If it’s a competitive Lib Dem vs Tory race, then of course they should still vote Lib Dem. If it’s a competitive Labour-Tory race, they should vote Labour. Standard tactical voting drill so far.
But Clegg’s refusal to deal with a third-placed Labour changes everything else. Those who prefer a Lib-Lab government will need to push Labour’s vote up into second – and the Lib Dem vote down into third. Perverse, but that’s the situation Clegg has created.
In a safe seat – held by any party, with any other party a distant second – they should vote to boost Labour’s overall vote share.
And even in a competitive Lib-Lab seat, they now have reason to switch to Labour: one fewer Lib Dem MP would hardly alter the balance of power in whatever coalition, but fewer Labour votes will guarantee Cameron in power.
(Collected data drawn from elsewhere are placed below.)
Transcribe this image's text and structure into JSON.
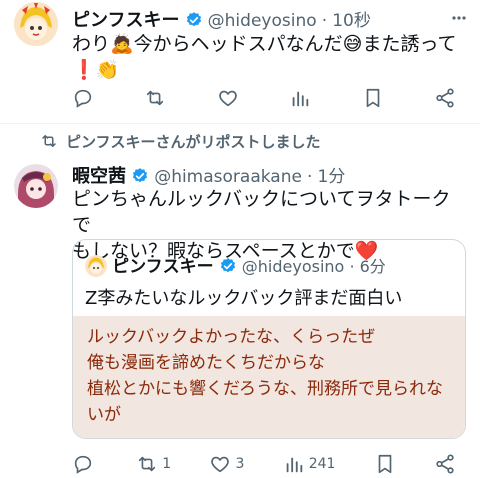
{
  "tweet1": {
    "name": "ピンフスキー",
    "handle": "@hideyosino",
    "separator": "·",
    "time": "10秒",
    "line1": "わり🙇今からヘッドスパなんだ😅また誘って",
    "line2": "❗👏"
  },
  "repost_banner": {
    "text": "ピンフスキーさんがリポストしました"
  },
  "tweet2": {
    "name": "暇空茜",
    "handle": "@himasoraakane",
    "separator": "·",
    "time": "1分",
    "line1": "ピンちゃんルックバックについてヲタトークで",
    "line2": "もしない？暇ならスペースとかで❤️",
    "reply_count": "",
    "retweet_count": "1",
    "like_count": "3",
    "view_count": "241"
  },
  "quote": {
    "name": "ピンフスキー",
    "handle": "@hideyosino",
    "separator": "·",
    "time": "6分",
    "text": "Z李みたいなルックバック評まだ面白い",
    "lines": [
      "ルックバックよかったな、くらったぜ",
      "俺も漫画を諦めたくちだからな",
      "植松とかにも響くだろうな、刑務所で見られな",
      "いが"
    ]
  },
  "colors": {
    "verified": "#1d9bf0",
    "icon_gray": "#536471",
    "quote_highlight_bg": "#f2e6e1",
    "quote_text": "#8a2a0a"
  }
}
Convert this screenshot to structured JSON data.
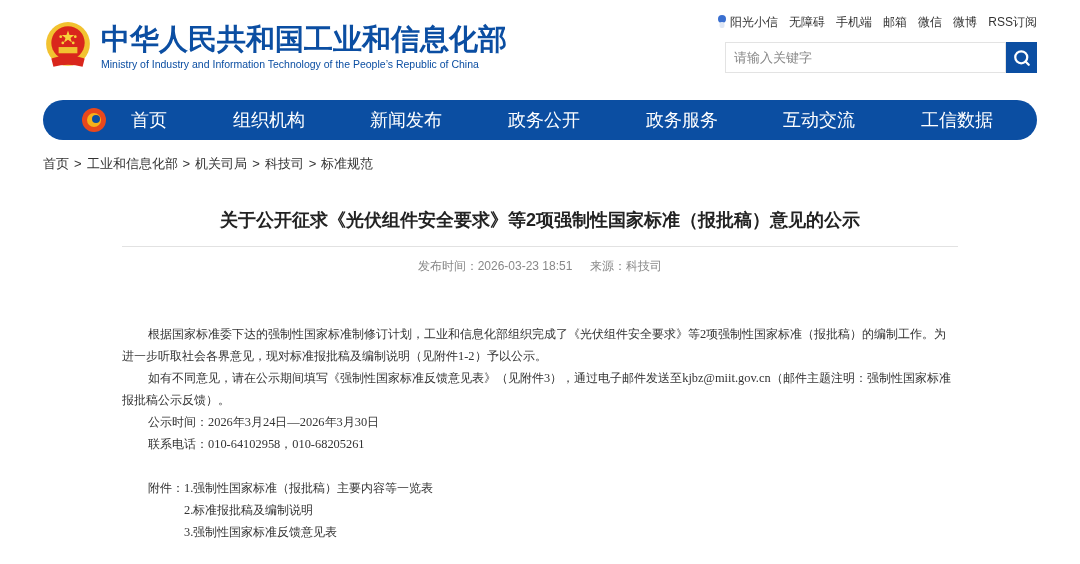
{
  "header": {
    "title_cn": "中华人民共和国工业和信息化部",
    "title_en": "Ministry of Industry and Information Technology of the People’s Republic of China"
  },
  "top_links": [
    "阳光小信",
    "无障碍",
    "手机端",
    "邮箱",
    "微信",
    "微博",
    "RSS订阅"
  ],
  "search": {
    "placeholder": "请输入关键字"
  },
  "nav": [
    {
      "label": "首页",
      "selected": false
    },
    {
      "label": "组织机构",
      "selected": false
    },
    {
      "label": "新闻发布",
      "selected": false
    },
    {
      "label": "政务公开",
      "selected": false
    },
    {
      "label": "政务服务",
      "selected": false
    },
    {
      "label": "互动交流",
      "selected": false
    },
    {
      "label": "工信数据",
      "selected": false
    }
  ],
  "breadcrumb_separator": ">",
  "breadcrumb": [
    "首页",
    "工业和信息化部",
    "机关司局",
    "科技司",
    "标准规范"
  ],
  "article": {
    "title": "关于公开征求《光伏组件安全要求》等2项强制性国家标准（报批稿）意见的公示",
    "published": "发布时间：2026-03-23 18:51",
    "source": "来源：科技司",
    "paragraphs": [
      "根据国家标准委下达的强制性国家标准制修订计划，工业和信息化部组织完成了《光伏组件安全要求》等2项强制性国家标准（报批稿）的编制工作。为进一步听取社会各界意见，现对标准报批稿及编制说明（见附件1-2）予以公示。",
      "如有不同意见，请在公示期间填写《强制性国家标准反馈意见表》（见附件3），通过电子邮件发送至kjbz@miit.gov.cn（邮件主题注明：强制性国家标准报批稿公示反馈）。",
      "公示时间：2026年3月24日—2026年3月30日",
      "联系电话：010-64102958，010-68205261"
    ],
    "attachments": {
      "label": "附件：",
      "items": [
        "1.强制性国家标准（报批稿）主要内容等一览表",
        "2.标准报批稿及编制说明",
        "3.强制性国家标准反馈意见表"
      ]
    }
  }
}
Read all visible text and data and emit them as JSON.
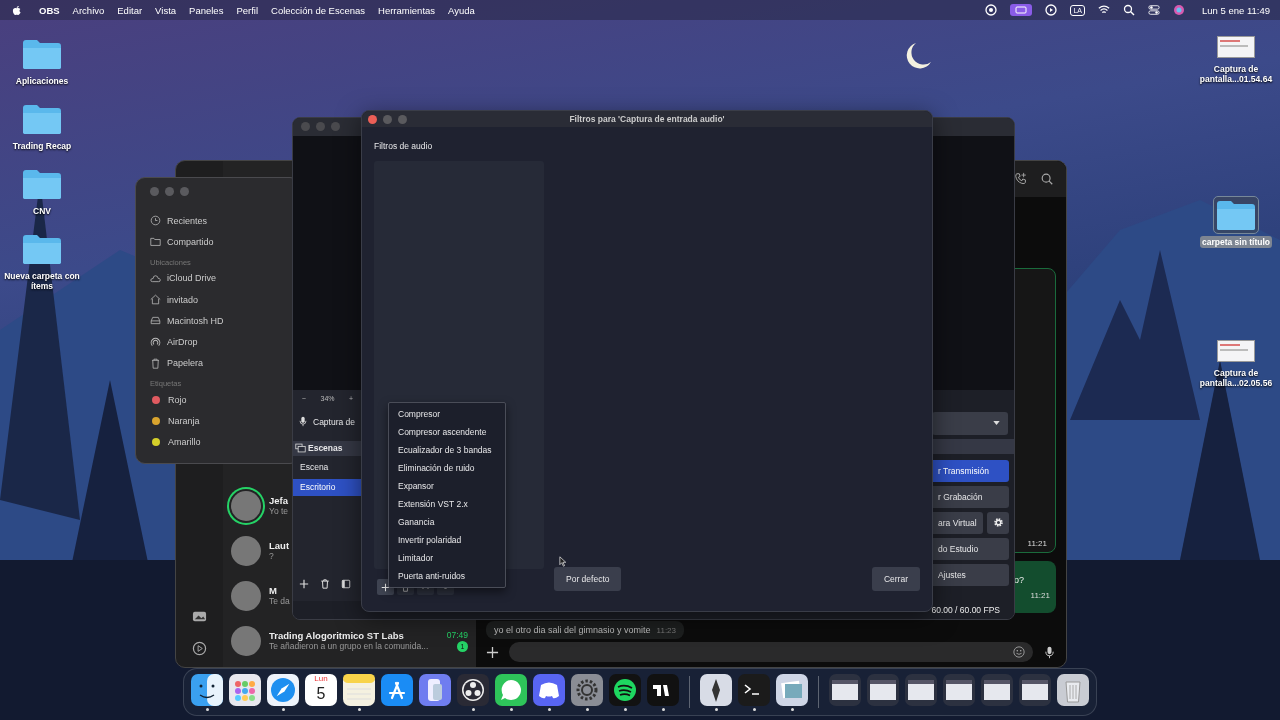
{
  "menu_bar": {
    "app": "OBS",
    "menus": [
      "Archivo",
      "Editar",
      "Vista",
      "Paneles",
      "Perfil",
      "Colección de Escenas",
      "Herramientas",
      "Ayuda"
    ],
    "input_source": "LA",
    "clock": "Lun 5 ene 11:49"
  },
  "desktop_left": [
    {
      "label": "Aplicaciones",
      "kind": "folder",
      "selected": false
    },
    {
      "label": "Trading Recap",
      "kind": "folder",
      "selected": false
    },
    {
      "label": "CNV",
      "kind": "folder",
      "selected": false
    },
    {
      "label": "Nueva carpeta con ítems",
      "kind": "folder",
      "selected": false
    }
  ],
  "desktop_right": [
    {
      "label": "Captura de pantalla...01.54.64",
      "kind": "screenshot",
      "selected": false
    },
    {
      "label": "carpeta sin título",
      "kind": "folder",
      "selected": true
    },
    {
      "label": "Captura de pantalla...02.05.56",
      "kind": "screenshot",
      "selected": false
    }
  ],
  "whatsapp": {
    "chats": [
      {
        "name": "Jefa",
        "preview": "Yo te",
        "ring": true
      },
      {
        "name": "Laut",
        "preview": "?",
        "ring": false
      },
      {
        "name": "M",
        "preview": "Te da",
        "ring": false
      },
      {
        "name": "Trading Alogoritmico ST Labs",
        "preview": "Te añadieron a un grupo en la comunida...",
        "time": "07:49",
        "unread": "1",
        "ring": false
      }
    ],
    "messages": [
      {
        "kind": "out",
        "time": "11:21"
      },
      {
        "kind": "out-green",
        "text": "o?",
        "time": "11:21"
      },
      {
        "kind": "in",
        "text": "yo el otro dia sali del gimnasio y vomite",
        "time": "11:23"
      }
    ]
  },
  "finder": {
    "favorites": [
      {
        "label": "Recientes",
        "kind": "clock"
      },
      {
        "label": "Compartido",
        "kind": "shared"
      }
    ],
    "locations_title": "Ubicaciones",
    "locations": [
      {
        "label": "iCloud Drive",
        "kind": "cloud"
      },
      {
        "label": "invitado",
        "kind": "home"
      },
      {
        "label": "Macintosh HD",
        "kind": "disk"
      },
      {
        "label": "AirDrop",
        "kind": "airdrop"
      },
      {
        "label": "Papelera",
        "kind": "trash"
      }
    ],
    "tags_title": "Etiquetas",
    "tags": [
      {
        "label": "Rojo",
        "color": "#e05a60"
      },
      {
        "label": "Naranja",
        "color": "#d9a42e"
      },
      {
        "label": "Amarillo",
        "color": "#d4cf2a"
      }
    ]
  },
  "obs": {
    "zoom": {
      "minus": "−",
      "value": "34%",
      "plus": "+"
    },
    "source": "Captura de",
    "scenes": {
      "title": "Escenas",
      "items": [
        {
          "label": "Escena",
          "selected": false
        },
        {
          "label": "Escritorio",
          "selected": true
        }
      ]
    },
    "controls": [
      {
        "label": "r Transmisión",
        "kind": "primary"
      },
      {
        "label": "r Grabación",
        "kind": "normal"
      },
      {
        "label": "ara Virtual",
        "kind": "with-settings"
      },
      {
        "label": "do Estudio",
        "kind": "normal"
      },
      {
        "label": "Ajustes",
        "kind": "normal"
      }
    ],
    "fps": "60.00 / 60.00 FPS"
  },
  "filters_dialog": {
    "title": "Filtros para 'Captura de entrada audio'",
    "section": "Filtros de audio",
    "menu": [
      "Compresor",
      "Compresor ascendente",
      "Ecualizador de 3 bandas",
      "Eliminación de ruido",
      "Expansor",
      "Extensión VST 2.x",
      "Ganancia",
      "Invertir polaridad",
      "Limitador",
      "Puerta anti-ruidos"
    ],
    "buttons": [
      "Por defecto",
      "Cerrar"
    ]
  },
  "dock": {
    "calendar_day": "Lun",
    "calendar_date": "5",
    "apps": [
      {
        "kind": "finder",
        "running": true
      },
      {
        "kind": "launchpad",
        "running": false
      },
      {
        "kind": "safari",
        "running": true
      },
      {
        "kind": "calendar",
        "running": false
      },
      {
        "kind": "notes",
        "running": true
      },
      {
        "kind": "appstore",
        "running": false
      },
      {
        "kind": "phone",
        "running": false
      },
      {
        "kind": "obs",
        "running": true
      },
      {
        "kind": "whatsapp",
        "running": true
      },
      {
        "kind": "discord",
        "running": true
      },
      {
        "kind": "settings",
        "running": true
      },
      {
        "kind": "spotify",
        "running": true
      },
      {
        "kind": "chart",
        "running": true
      },
      {
        "kind": "divider"
      },
      {
        "kind": "pen",
        "running": true
      },
      {
        "kind": "terminal",
        "running": true
      },
      {
        "kind": "preview",
        "running": true
      },
      {
        "kind": "divider"
      },
      {
        "kind": "thumb",
        "running": false
      },
      {
        "kind": "thumb",
        "running": false
      },
      {
        "kind": "thumb",
        "running": false
      },
      {
        "kind": "thumb",
        "running": false
      },
      {
        "kind": "thumb",
        "running": false
      },
      {
        "kind": "thumb",
        "running": false
      },
      {
        "kind": "trash",
        "running": false
      }
    ]
  }
}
(Of course, Labour coming second in votes wouldn’t mean a Lib-Lab deal was certain; it would just create the possibility.)
So there we are. I doubt Clegg meant for this to happen, but this is the logic of what he’s said. Now you know why he’d been so keen to keep it vague. Luckily for him, this is hardly a line Labour can use in its campaign: ‘Vote for us so that you don’t push us into third place and then there’s a chance you can do a deal with us rather than the first-placed Tories’? Can’t quite see it…
3 comments:
Clegg’s refusal to deal with a third-placed Labour? But has he actually said that? He's said he would talk to the Tories 'first' (a polite fiction I'm sure, since there will be constant communication). He hasn't ruled out telling them to piss off if the talks go
NC: So, PR?
DC: Um...
(NC waits five more seconds and hangs up)
He also hasn't ruled out the possibility of a Lib-Lab coalition with Clegg as PM. That's probably one reason why he hasn't mustered much outrage over the possibility of anyone other than the first-placed in popular vote party squatting in Number 10.
I have to disagree with your conclusion, by the way. A slogan of 'Everything is changing. Every vote counts.' could work quite well, even in all the safe Tory seats that unaccountably have Labour voters in them.
Additionally, I see currently Cameron is urging Lib Dems to vote Conervative for progressive policies. Which could lower the Lib Dem vote and help Labour get second place at which point the Lib Dems can enter coalition with them instead of the Tories. Is life too fucking weird or what?
It's becoming far too complicated.
Clegg hasn't ruled out a deal in which he get to be PM, eh? Yeah, and I'm sure he hasn't ruled out deals in which he gets his own space shuttle and is made chair of judges for the Miss World competition.